Quelle ne fut pas ma surprise en consultant la rubrique « Les célébrités du Vésinet » sur  le site www.histoire-vesinet.org de constater que l’un ou plutôt l’une d’entre-elles avait été oubliée.

Je vais donc tenter de vous compter brièvement l’histoire de cette « grande dame» qui vécut quelques années au 38 avenue Horace Vernet, dans ce qui fut jadis l’atelier de Léon COMERRE, et qui en ce mois de mars 2014 aurait eu 100 ans.

Marie-Josèphe COTELLE-CLERE est née à Caen en 1914, dans une famille sensible à l’Art.

Elle entre à l’école des Beaux Arts de Besançon en 1942 où elle obtiendra le Prix de modelage et de sculpture. Elle sera élève de GRANGE, lui-même disciple de RODIN.

Malgré les conditions difficiles qui marquent ses débuts, elle fait preuve d’un tempérament entier, volontaire et lucide afin d’assouvir son désir de « créer sans souci des modes, des tendances et de l’opinion », comme elle aimait à le dire.

Revenons quelques instants au 38 avenue Horace Vernet et imaginons l’atmosphère de travail de ce grand atelier de plus de 200m2.

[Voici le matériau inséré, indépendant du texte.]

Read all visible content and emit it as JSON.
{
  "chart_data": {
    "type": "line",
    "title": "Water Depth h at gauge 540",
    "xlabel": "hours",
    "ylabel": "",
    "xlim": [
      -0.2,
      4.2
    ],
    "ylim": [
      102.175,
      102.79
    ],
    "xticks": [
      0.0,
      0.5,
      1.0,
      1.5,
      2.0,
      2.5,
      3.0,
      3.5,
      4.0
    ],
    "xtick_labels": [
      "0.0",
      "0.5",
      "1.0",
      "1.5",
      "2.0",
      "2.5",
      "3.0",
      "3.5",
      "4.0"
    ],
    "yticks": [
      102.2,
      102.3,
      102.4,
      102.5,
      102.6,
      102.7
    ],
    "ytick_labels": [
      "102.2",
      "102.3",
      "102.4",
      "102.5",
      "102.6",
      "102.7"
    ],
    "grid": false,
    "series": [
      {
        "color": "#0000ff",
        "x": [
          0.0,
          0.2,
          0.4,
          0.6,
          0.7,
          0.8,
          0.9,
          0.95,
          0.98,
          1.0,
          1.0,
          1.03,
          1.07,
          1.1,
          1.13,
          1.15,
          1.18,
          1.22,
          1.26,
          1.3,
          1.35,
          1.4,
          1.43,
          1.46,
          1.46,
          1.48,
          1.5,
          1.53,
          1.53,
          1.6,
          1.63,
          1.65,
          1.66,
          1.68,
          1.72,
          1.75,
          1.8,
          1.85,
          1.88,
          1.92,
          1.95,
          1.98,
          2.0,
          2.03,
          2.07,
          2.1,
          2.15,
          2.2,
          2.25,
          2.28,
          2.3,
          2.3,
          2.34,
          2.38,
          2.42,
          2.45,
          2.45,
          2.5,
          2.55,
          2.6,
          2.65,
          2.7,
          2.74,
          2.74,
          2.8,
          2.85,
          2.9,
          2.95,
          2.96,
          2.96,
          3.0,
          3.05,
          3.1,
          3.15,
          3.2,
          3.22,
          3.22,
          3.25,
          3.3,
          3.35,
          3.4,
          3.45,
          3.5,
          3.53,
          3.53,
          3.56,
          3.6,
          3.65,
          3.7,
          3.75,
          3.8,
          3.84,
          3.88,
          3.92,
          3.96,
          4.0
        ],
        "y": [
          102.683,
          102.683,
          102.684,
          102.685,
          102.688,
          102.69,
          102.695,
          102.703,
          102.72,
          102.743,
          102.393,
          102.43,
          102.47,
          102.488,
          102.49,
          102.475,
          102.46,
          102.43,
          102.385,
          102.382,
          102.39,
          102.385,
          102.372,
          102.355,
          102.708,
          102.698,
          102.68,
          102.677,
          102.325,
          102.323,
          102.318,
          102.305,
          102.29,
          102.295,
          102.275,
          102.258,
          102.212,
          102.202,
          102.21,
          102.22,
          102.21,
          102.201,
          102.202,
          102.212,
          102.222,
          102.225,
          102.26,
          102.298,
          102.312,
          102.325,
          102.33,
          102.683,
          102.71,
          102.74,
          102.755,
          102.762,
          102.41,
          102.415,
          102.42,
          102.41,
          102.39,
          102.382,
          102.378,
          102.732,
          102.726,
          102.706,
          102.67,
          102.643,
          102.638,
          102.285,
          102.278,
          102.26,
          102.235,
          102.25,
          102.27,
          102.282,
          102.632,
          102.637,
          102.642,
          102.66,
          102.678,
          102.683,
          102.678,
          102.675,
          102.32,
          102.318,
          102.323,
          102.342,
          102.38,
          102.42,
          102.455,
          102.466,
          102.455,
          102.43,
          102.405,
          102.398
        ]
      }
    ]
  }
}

Marie-Josèphe se tient là au centre et façonne inlassablement la matière, tantôt aux ciseaux, tantôt au modelage, selon les commandes publiques ou privées. Ainsi vierges, piétas, calvaires, chemins de croix, mais aussi monuments aux morts, ou encore bustes d’enfants, d’êtres chers naissent et prennent corps et vie au travers de ses mains, suivant un amour de la tradition et du beau.

L’ambiance de travail est celle d’une ruche où l’artiste n’hésite pas à accueillir et enseigner son art à de jeunes élèves, qu’elle aura à cœur d’accompagner dans leur carrière.

En 1948, elle obtient la médaille de bronze du Salon des Artistes français pour un buste du Général Leclerc.

De sa  « tête de Victoire », de son « Génie », de l’ « Ecce Homo » (Crypte du Sacré-Cœur de Montmartre), de « Charles de Foucauld » se dégagent force et profonde spiritualité. Elle est l’auteur d’un buste de Rodin (Orléans), de Paul Fort (Meaux), de Jean-Paul II (Nonciature de Paris).

Marie-Josèphe COTELLE-CLERE est également l’auteur d’un bas-relief  (Notre Dame des flots à Mers les bains) et de la reproduction du Suaire de Turin (Eglise de Criel).

Pour fêter l’année Mozart, elle se voit confier la création d’une médaille, éditée par la Monnaie de Paris, qui sera remise par Monsieur le Président Alain Poher afin d’honorer le grand musicien Yehudi Menuhin (1991 ?).

Très attachée à transmettre le goût du « beau » et de l’enthousiasme, elle sera pendant vingt ans (1981/2001) Présidente du Salon de l’Ecole Française.

Cette « grande dame » nous quitte en 2005.

Vous pouvez, non loin du Vésinet, sur la Commune de Chatou, admirer deux de ses œuvres : le Monument aux 27 fusillés de Chatou devant la mairie, ainsi que le groupe de Danse de l’École Paul Bert.